渡邉さんが上海の街を描いたボードをハオリン監督に見せた際は、「きれい過ぎる」と言われたそうだが、渡邉さんは「情報量を増やすより、キレイに見せる」ことにこだわった。「我々が描くのはアニメの世界なので、やっぱり美しく見せたい」という思いが強かったといい、空を描く際も、実際には無い大きな雲を描いたという。
「上海恋」は、キャラクターたちの子供時代と大人になった現代という時の経過が描かれる作品だ。背景を描く上で渡邉さんは時間軸にこだわり、「大人になった世界を若干彩度を低めにして、ちょっとおとなしい色使いにした。一方、子供の頃をキラキラさせた」という。「子供って大人になることはできても、大人は子供に戻ることはできないので」といい、子供時代を「淡い思い出」として振り返る、キャラクターの心情も背景に反映させている。
渡邉さんは、作中でキャラクターのすれ違いが描かれているところに新海監督とハオリン監督との共通点を感じるという。「新海監督の作品を見ると、夕焼けとか夕暮れ時に2人の別れや出会いといった物語の大事なポイントが関わってくる。夕焼けへのこだわりは、ハオリン監督も『時間の流れを大事にしたい』とおっしゃっていたので、できるだけ画面で表現できるようにした」と語った。
「小さなファッションショー」の美術監督を務めた小原さん、友澤さん。中国・広州を舞台にした、人気モデルの姉と服飾専門学校に通う妹の物語。小原さんと友澤さんは「言の葉の庭」の制作時に学生アルバイトとして関わった。その後、「コミックス・ウェーブ・フィルム」に入社。共に今回が初の美術監督だ。

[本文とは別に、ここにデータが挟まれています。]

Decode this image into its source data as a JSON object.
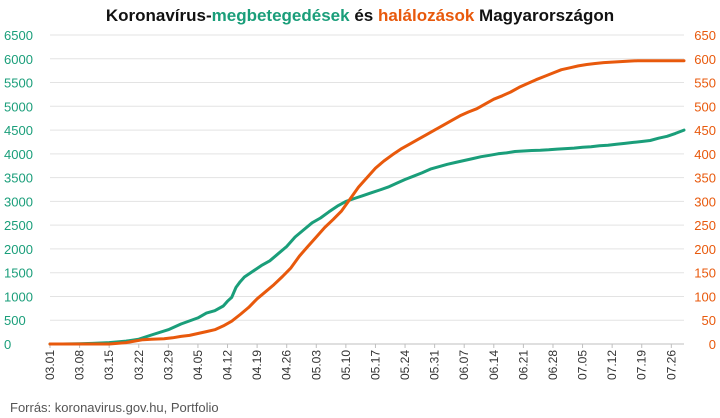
{
  "chart_data": {
    "type": "line",
    "title_parts": [
      {
        "text": "Koronavírus-",
        "color": "#111111"
      },
      {
        "text": "megbetegedések",
        "color": "#1a9e7a"
      },
      {
        "text": " és ",
        "color": "#111111"
      },
      {
        "text": "halálozások",
        "color": "#e8590c"
      },
      {
        "text": " Magyarországon",
        "color": "#111111"
      }
    ],
    "x_tick_labels": [
      "03.01",
      "03.08",
      "03.15",
      "03.22",
      "03.29",
      "04.05",
      "04.12",
      "04.19",
      "04.26",
      "05.03",
      "05.10",
      "05.17",
      "05.24",
      "05.31",
      "06.07",
      "06.14",
      "06.21",
      "06.28",
      "07.05",
      "07.12",
      "07.19",
      "07.26"
    ],
    "x_range_days": [
      0,
      150
    ],
    "y_left": {
      "range": [
        0,
        6500
      ],
      "ticks": [
        0,
        500,
        1000,
        1500,
        2000,
        2500,
        3000,
        3500,
        4000,
        4500,
        5000,
        5500,
        6000,
        6500
      ],
      "color": "#1a9e7a"
    },
    "y_right": {
      "range": [
        0,
        650
      ],
      "ticks": [
        0,
        50,
        100,
        150,
        200,
        250,
        300,
        350,
        400,
        450,
        500,
        550,
        600,
        650
      ],
      "color": "#e8590c"
    },
    "grid": "horizontal",
    "series": [
      {
        "name": "megbetegedések",
        "axis": "left",
        "color": "#1a9e7a",
        "points": [
          [
            0,
            0
          ],
          [
            3,
            0
          ],
          [
            7,
            5
          ],
          [
            10,
            13
          ],
          [
            14,
            30
          ],
          [
            18,
            60
          ],
          [
            21,
            100
          ],
          [
            24,
            190
          ],
          [
            28,
            300
          ],
          [
            31,
            420
          ],
          [
            35,
            550
          ],
          [
            37,
            650
          ],
          [
            39,
            700
          ],
          [
            41,
            800
          ],
          [
            42,
            900
          ],
          [
            43,
            980
          ],
          [
            44,
            1190
          ],
          [
            45,
            1310
          ],
          [
            46,
            1410
          ],
          [
            48,
            1530
          ],
          [
            50,
            1650
          ],
          [
            52,
            1750
          ],
          [
            54,
            1900
          ],
          [
            56,
            2050
          ],
          [
            58,
            2250
          ],
          [
            60,
            2400
          ],
          [
            62,
            2550
          ],
          [
            64,
            2650
          ],
          [
            66,
            2780
          ],
          [
            68,
            2900
          ],
          [
            70,
            3000
          ],
          [
            72,
            3060
          ],
          [
            74,
            3120
          ],
          [
            76,
            3180
          ],
          [
            78,
            3240
          ],
          [
            80,
            3300
          ],
          [
            82,
            3380
          ],
          [
            84,
            3460
          ],
          [
            86,
            3530
          ],
          [
            88,
            3600
          ],
          [
            90,
            3680
          ],
          [
            92,
            3730
          ],
          [
            94,
            3780
          ],
          [
            96,
            3820
          ],
          [
            98,
            3860
          ],
          [
            100,
            3900
          ],
          [
            102,
            3940
          ],
          [
            104,
            3970
          ],
          [
            106,
            4000
          ],
          [
            108,
            4020
          ],
          [
            110,
            4050
          ],
          [
            112,
            4060
          ],
          [
            114,
            4070
          ],
          [
            116,
            4075
          ],
          [
            118,
            4085
          ],
          [
            120,
            4100
          ],
          [
            122,
            4110
          ],
          [
            124,
            4120
          ],
          [
            126,
            4140
          ],
          [
            128,
            4150
          ],
          [
            130,
            4170
          ],
          [
            132,
            4180
          ],
          [
            134,
            4200
          ],
          [
            136,
            4220
          ],
          [
            138,
            4240
          ],
          [
            140,
            4260
          ],
          [
            142,
            4280
          ],
          [
            144,
            4330
          ],
          [
            146,
            4370
          ],
          [
            148,
            4430
          ],
          [
            150,
            4500
          ]
        ]
      },
      {
        "name": "halálozások",
        "axis": "right",
        "color": "#e8590c",
        "points": [
          [
            0,
            0
          ],
          [
            10,
            0
          ],
          [
            14,
            0
          ],
          [
            18,
            3
          ],
          [
            20,
            6
          ],
          [
            22,
            9
          ],
          [
            24,
            10
          ],
          [
            27,
            11
          ],
          [
            29,
            13
          ],
          [
            31,
            16
          ],
          [
            33,
            18
          ],
          [
            35,
            22
          ],
          [
            37,
            26
          ],
          [
            39,
            30
          ],
          [
            41,
            38
          ],
          [
            43,
            48
          ],
          [
            45,
            62
          ],
          [
            47,
            77
          ],
          [
            49,
            95
          ],
          [
            51,
            110
          ],
          [
            53,
            125
          ],
          [
            55,
            142
          ],
          [
            57,
            160
          ],
          [
            59,
            185
          ],
          [
            61,
            205
          ],
          [
            63,
            225
          ],
          [
            65,
            245
          ],
          [
            67,
            262
          ],
          [
            69,
            280
          ],
          [
            71,
            305
          ],
          [
            73,
            330
          ],
          [
            75,
            350
          ],
          [
            77,
            370
          ],
          [
            79,
            385
          ],
          [
            81,
            398
          ],
          [
            83,
            410
          ],
          [
            85,
            420
          ],
          [
            87,
            430
          ],
          [
            89,
            440
          ],
          [
            91,
            450
          ],
          [
            93,
            460
          ],
          [
            95,
            470
          ],
          [
            97,
            480
          ],
          [
            99,
            488
          ],
          [
            101,
            495
          ],
          [
            103,
            505
          ],
          [
            105,
            515
          ],
          [
            107,
            522
          ],
          [
            109,
            530
          ],
          [
            111,
            540
          ],
          [
            113,
            548
          ],
          [
            115,
            556
          ],
          [
            117,
            563
          ],
          [
            119,
            570
          ],
          [
            121,
            577
          ],
          [
            123,
            581
          ],
          [
            125,
            585
          ],
          [
            127,
            588
          ],
          [
            129,
            590
          ],
          [
            131,
            592
          ],
          [
            133,
            593
          ],
          [
            135,
            594
          ],
          [
            137,
            595
          ],
          [
            139,
            596
          ],
          [
            141,
            596
          ],
          [
            143,
            596
          ],
          [
            145,
            596
          ],
          [
            147,
            596
          ],
          [
            150,
            596
          ]
        ]
      }
    ],
    "source": "Forrás: koronavirus.gov.hu, Portfolio"
  }
}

姉の部屋の背景を担当したという友澤さんは「自分にも姉がいて、『姉だったら部屋にこういうものを置くかもしれない』と想像して描いていった」と自身の経験も基にして背景を作っていったという。ファッションの最先端を行くモデルの部屋ということで、「今のオシャレな女の子はどんなものを置くんだろうと、雑誌を見たり、雑貨屋さんに足を運んだりして、アロマやオイル標本を部屋に描きました」と、研究を重ねながら、キャラクターに合う部屋を表現していった。
小原さんと友澤さんもロケハンで広州の街を訪れ、「洗練されたリゾート地」という印象を持ったという。その印象をアニメで表現する上で「キャラクターが配置された時に邪魔になるものは取ったり、そのまま描くと寂しくなってしまう時は実際に無いものを足したりしました」と話す。

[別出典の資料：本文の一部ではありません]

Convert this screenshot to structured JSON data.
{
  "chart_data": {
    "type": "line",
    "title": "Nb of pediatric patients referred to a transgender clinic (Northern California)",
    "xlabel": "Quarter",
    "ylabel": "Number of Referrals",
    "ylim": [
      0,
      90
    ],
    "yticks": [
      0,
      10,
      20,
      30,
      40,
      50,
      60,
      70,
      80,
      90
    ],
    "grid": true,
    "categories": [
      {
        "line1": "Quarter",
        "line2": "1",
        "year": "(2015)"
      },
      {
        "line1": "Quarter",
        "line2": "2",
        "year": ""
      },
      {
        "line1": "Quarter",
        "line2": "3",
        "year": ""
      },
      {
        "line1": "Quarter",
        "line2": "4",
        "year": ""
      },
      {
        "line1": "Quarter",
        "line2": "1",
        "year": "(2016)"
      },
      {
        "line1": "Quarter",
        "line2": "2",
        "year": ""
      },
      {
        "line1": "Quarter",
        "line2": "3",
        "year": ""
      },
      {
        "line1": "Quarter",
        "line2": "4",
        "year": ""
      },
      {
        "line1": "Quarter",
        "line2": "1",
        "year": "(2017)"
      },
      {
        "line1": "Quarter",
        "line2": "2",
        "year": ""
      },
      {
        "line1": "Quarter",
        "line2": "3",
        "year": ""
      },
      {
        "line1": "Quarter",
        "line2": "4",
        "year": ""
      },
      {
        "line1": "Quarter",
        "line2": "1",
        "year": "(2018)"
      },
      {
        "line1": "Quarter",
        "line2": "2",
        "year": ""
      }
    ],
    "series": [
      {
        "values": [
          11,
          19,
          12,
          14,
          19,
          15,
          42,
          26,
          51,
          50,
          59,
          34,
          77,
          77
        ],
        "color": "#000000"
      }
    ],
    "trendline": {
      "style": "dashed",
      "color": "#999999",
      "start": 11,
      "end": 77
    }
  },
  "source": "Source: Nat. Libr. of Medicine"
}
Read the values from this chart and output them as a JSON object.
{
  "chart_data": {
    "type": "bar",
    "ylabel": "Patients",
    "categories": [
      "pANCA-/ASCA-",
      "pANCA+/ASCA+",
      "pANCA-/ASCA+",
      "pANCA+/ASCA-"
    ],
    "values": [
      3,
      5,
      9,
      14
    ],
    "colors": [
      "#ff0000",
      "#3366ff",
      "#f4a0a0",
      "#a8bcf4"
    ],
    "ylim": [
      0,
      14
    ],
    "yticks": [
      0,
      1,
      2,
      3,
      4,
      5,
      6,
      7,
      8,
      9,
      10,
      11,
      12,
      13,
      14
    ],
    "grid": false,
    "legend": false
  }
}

「(竹内)監督に『このシーンはすごくキラキラした印象』と指示を受けた時は、現実には無い明るさという鮮やかさを出して、あざと過ぎず美しく見える絵を模索した」とこだわりを明かした。
「コミックス・ウェーブ・フィルム」作品を形作る上で大きな役割を果たす背景。「詩季織々」では、繊細で写実的でありながら、アニメだからこそ表現できる美しさにこだわった背景にも注目したい。